Since 2000, there have been more than 700 deaths from opioid overdose in Montana. Opioids include prescription painkillers such as hydrocodone, oxycodone, morphine, and codeine, as well as illegal drugs such as heroin. Anyone who uses opioids—prescription and/or illegal—is at risk of developing an addiction or experiencing an overdose.
Multiple state agencies, including the Department of Public Health and Human Services (DPHHS), Montana Department of Justice, Montana Medical Association, Board of Pharmacy, Board of Medical Examiners, have been involved in the statewide rollout of naloxone through the standing order issued by DPHHS.
Dr. Nicole Clark of the Montana Medical Association (MMA) said the organization she represents helped bring this key legislation forward because the evidence is unequivocal that is saves lives.
“Montana, like many states, has suffered too many opioid deaths,” said Dr. Clark. “Physicians are prescribing few opioids in Montana. This added measure is something we know will prevent future tragedies.”
Increased access to naloxone also expands this tool to law enforcement and first responders.
“This will help us tremendously when responding to emergency situations that call for the need to stabilize an individual in a crisis situation,” said Bryan Lockerby, administrator for the Division of Criminal Investigation at the Montana Department of Justice.
The standing order will allow trained first responders, public health professionals, and others to carry and administer naloxone. DPHHS will also offer a training program later this year to teach first responders, law enforcement and others how to administer the drug in a time of crisis. And, thanks to a federal grant, DPHHS has funds available to purchase a limited supply of the drug for first responders and law enforcement across the state to help launch this effort.
The standing order also authorizes pharmacists who maintain a current active license practicing pharmacy located in Montana to provide a prescription and dispense a naloxone opioid antagonist formulation to eligible recipients.
Those eligible under the standing order include:
- An individual who there is reason to believe is experiencing or at risk of experiencing an opioid-related overdose;
- A family member, friend, or other person in a position to assist an individual, where there is reason to believe is at risk of experiencing an opioid-related overdose;
- Or a person who through the duties of their job description may be required to assist an individual believed to be experiencing an opioid-related overdose.

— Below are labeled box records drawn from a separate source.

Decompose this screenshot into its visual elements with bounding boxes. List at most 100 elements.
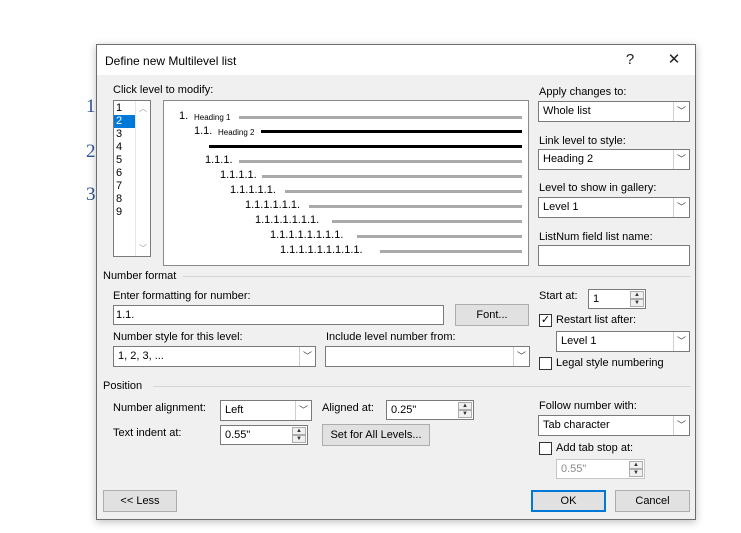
- listnum-label: ListNum field list name:: [539, 231, 653, 243]
- number-format-heading: Number format: [103, 270, 177, 282]
- link-style-select[interactable]: Heading 2 ﹀: [538, 149, 690, 170]
- preview-row-7: 1.1.1.1.1.1.1.: [255, 214, 320, 226]
- spin-down-icon[interactable]: ▼: [458, 410, 472, 418]
- preview-level1-text: Heading 1: [194, 113, 231, 122]
- level-item-7[interactable]: 7: [114, 180, 136, 193]
- include-level-label: Include level number from:: [326, 331, 456, 343]
- multilevel-list-dialog: Define new Multilevel list ? ✕ Click lev…: [96, 44, 696, 520]
- enter-format-label: Enter formatting for number:: [113, 290, 251, 302]
- listnum-input[interactable]: [538, 245, 690, 266]
- level-item-6[interactable]: 6: [114, 167, 136, 180]
- level-item-1[interactable]: 1: [114, 102, 136, 115]
- section-divider: [153, 386, 691, 387]
- spin-up-icon[interactable]: ▲: [458, 402, 472, 410]
- add-tab-stop-label: Add tab stop at:: [556, 442, 634, 454]
- level-item-3[interactable]: 3: [114, 128, 136, 141]
- preview-line: [285, 190, 522, 193]
- aligned-at-label: Aligned at:: [322, 402, 374, 414]
- start-at-value: 1: [593, 293, 600, 305]
- tab-stop-value: 0.55": [561, 463, 587, 475]
- preview-line: [357, 235, 522, 238]
- number-format-value: 1.1.: [116, 309, 135, 321]
- preview-line: [332, 220, 522, 223]
- preview-level2-number: 1.1.: [194, 125, 213, 137]
- aligned-at-value: 0.25": [391, 404, 417, 416]
- level-scrollbar[interactable]: ︿ ﹀: [135, 101, 150, 256]
- preview-row-8: 1.1.1.1.1.1.1.1.: [270, 229, 344, 241]
- tab-stop-spinner[interactable]: 0.55" ▲ ▼: [556, 459, 645, 479]
- chevron-down-icon[interactable]: ﹀: [673, 102, 689, 121]
- spin-down-icon[interactable]: ▼: [292, 435, 306, 443]
- spin-up-icon[interactable]: ▲: [292, 427, 306, 435]
- include-level-select[interactable]: ﹀: [325, 346, 530, 367]
- number-alignment-select[interactable]: Left ﹀: [220, 400, 312, 421]
- chevron-down-icon[interactable]: ﹀: [295, 401, 311, 420]
- level-listbox[interactable]: 1 2 3 4 5 6 7 8 9 ︿ ﹀: [113, 100, 151, 257]
- spin-up-icon[interactable]: ▲: [629, 461, 643, 469]
- preview-level1-number: 1.: [179, 110, 189, 122]
- gallery-level-select[interactable]: Level 1 ﹀: [538, 197, 690, 218]
- set-all-levels-button[interactable]: Set for All Levels...: [322, 424, 430, 446]
- follow-number-select[interactable]: Tab character ﹀: [538, 415, 690, 436]
- preview-level2-text: Heading 2: [218, 128, 255, 137]
- restart-list-label: Restart list after:: [556, 314, 637, 326]
- level-item-5[interactable]: 5: [114, 154, 136, 167]
- aligned-at-spinner[interactable]: 0.25" ▲ ▼: [386, 400, 474, 420]
- level-item-4[interactable]: 4: [114, 141, 136, 154]
- gallery-level-label: Level to show in gallery:: [539, 182, 657, 194]
- restart-list-checkbox[interactable]: ✓: [539, 314, 552, 327]
- levels-label: Click level to modify:: [113, 84, 214, 96]
- preview-row-4: 1.1.1.1.: [220, 169, 257, 181]
- chevron-down-icon[interactable]: ﹀: [299, 347, 315, 366]
- preview-row-6: 1.1.1.1.1.1.: [245, 199, 301, 211]
- chevron-down-icon[interactable]: ﹀: [673, 198, 689, 217]
- preview-line: [262, 175, 522, 178]
- position-heading: Position: [103, 380, 143, 392]
- level-item-9[interactable]: 9: [114, 206, 136, 219]
- cancel-button[interactable]: Cancel: [615, 490, 690, 512]
- font-button[interactable]: Font...: [455, 304, 529, 326]
- link-style-value: Heading 2: [543, 153, 594, 165]
- follow-number-label: Follow number with:: [539, 400, 637, 412]
- preview-line: [239, 160, 522, 163]
- chevron-down-icon[interactable]: ﹀: [513, 347, 529, 366]
- apply-changes-select[interactable]: Whole list ﹀: [538, 101, 690, 122]
- section-divider: [183, 276, 691, 277]
- scroll-up-icon[interactable]: ︿: [136, 103, 150, 114]
- spin-down-icon[interactable]: ▼: [629, 469, 643, 477]
- chevron-down-icon[interactable]: ﹀: [673, 416, 689, 435]
- chevron-down-icon[interactable]: ﹀: [673, 332, 689, 351]
- text-indent-label: Text indent at:: [113, 427, 182, 439]
- number-alignment-label: Number alignment:: [113, 402, 206, 414]
- apply-changes-value: Whole list: [543, 105, 591, 117]
- add-tab-stop-checkbox[interactable]: [539, 442, 552, 455]
- preview-line: [309, 205, 522, 208]
- chevron-down-icon[interactable]: ﹀: [673, 150, 689, 169]
- text-indent-spinner[interactable]: 0.55" ▲ ▼: [220, 425, 308, 445]
- number-format-input[interactable]: 1.1.: [113, 305, 444, 325]
- number-style-select[interactable]: 1, 2, 3, ... ﹀: [113, 346, 316, 367]
- preview-line: [209, 145, 522, 148]
- list-preview: 1. Heading 1 1.1. Heading 2 1.1.1. 1.1.1…: [163, 100, 529, 266]
- less-button[interactable]: << Less: [103, 490, 177, 512]
- restart-level-select[interactable]: Level 1 ﹀: [556, 331, 690, 352]
- ok-button[interactable]: OK: [531, 490, 606, 512]
- spin-down-icon[interactable]: ▼: [630, 299, 644, 307]
- spin-up-icon[interactable]: ▲: [630, 291, 644, 299]
- preview-row-9: 1.1.1.1.1.1.1.1.1.: [280, 244, 363, 256]
- scroll-down-icon[interactable]: ﹀: [136, 243, 150, 254]
- number-alignment-value: Left: [225, 404, 244, 416]
- preview-line: [261, 130, 522, 133]
- level-item-2[interactable]: 2: [114, 115, 136, 128]
- level-item-8[interactable]: 8: [114, 193, 136, 206]
- help-button[interactable]: ?: [615, 50, 645, 70]
- doc-number-3: 3: [86, 184, 96, 205]
- start-at-spinner[interactable]: 1 ▲ ▼: [588, 289, 646, 309]
- preview-line: [380, 250, 522, 253]
- close-button[interactable]: ✕: [659, 50, 689, 70]
- number-style-value: 1, 2, 3, ...: [118, 350, 164, 362]
- legal-style-checkbox[interactable]: [539, 357, 552, 370]
- number-style-label: Number style for this level:: [113, 331, 243, 343]
- doc-number-1: 1: [86, 96, 96, 117]
- text-indent-value: 0.55": [225, 429, 251, 441]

DPHHS State Medical Officer Dr. Greg Holzman said the Centers for Disease Control and Prevention recommends a number of strategies to address the current opioid epidemic, including broad access to naloxone. Several states have already implemented similar measures.

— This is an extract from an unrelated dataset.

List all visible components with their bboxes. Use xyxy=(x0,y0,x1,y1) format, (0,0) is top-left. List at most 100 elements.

Naloxone is a prescription drug that can reverse the effects of prescription opioid and heroin overdose, and can be life-saving if administered in time. Montanans are also advised to always call 911 whenever naloxone is administered.
Eligible recipients receiving naloxone from a licensed pharmacy or medical practitioner will be provided with basic instruction and information, which is made publicly available at: https://dphhs.mt.gov/publichealth/emsts/prevention/opioids
The 2017 Legislature also passed a second bill, HB 323, that makes it legal to authorize emergency use of naloxone in a school setting. From 2000-2015, there have been 15 deaths among youth and children less than 18 years of age associated with opioid use.
“It is very important to point out that school-aged children have not been immune from these tragedies,” Holzman said. “We need to do all we can to prevent these tragic events.”
On average, every year there are 89 hospital admissions and 66 emergency department visits associated to opioid use in Montana – four of those hospital admissions and 12 of those emergency department visits per year were among those less than 18 years of age.
Holzman stresses that naloxone is safe, and has no potential for abuse. It can be safely administered by both health care and trained non-health care professionals. The naloxone strategy is similar to providing schools with the authority to store and administer epinephrine/epi pens for children experiencing anaphylactic shock.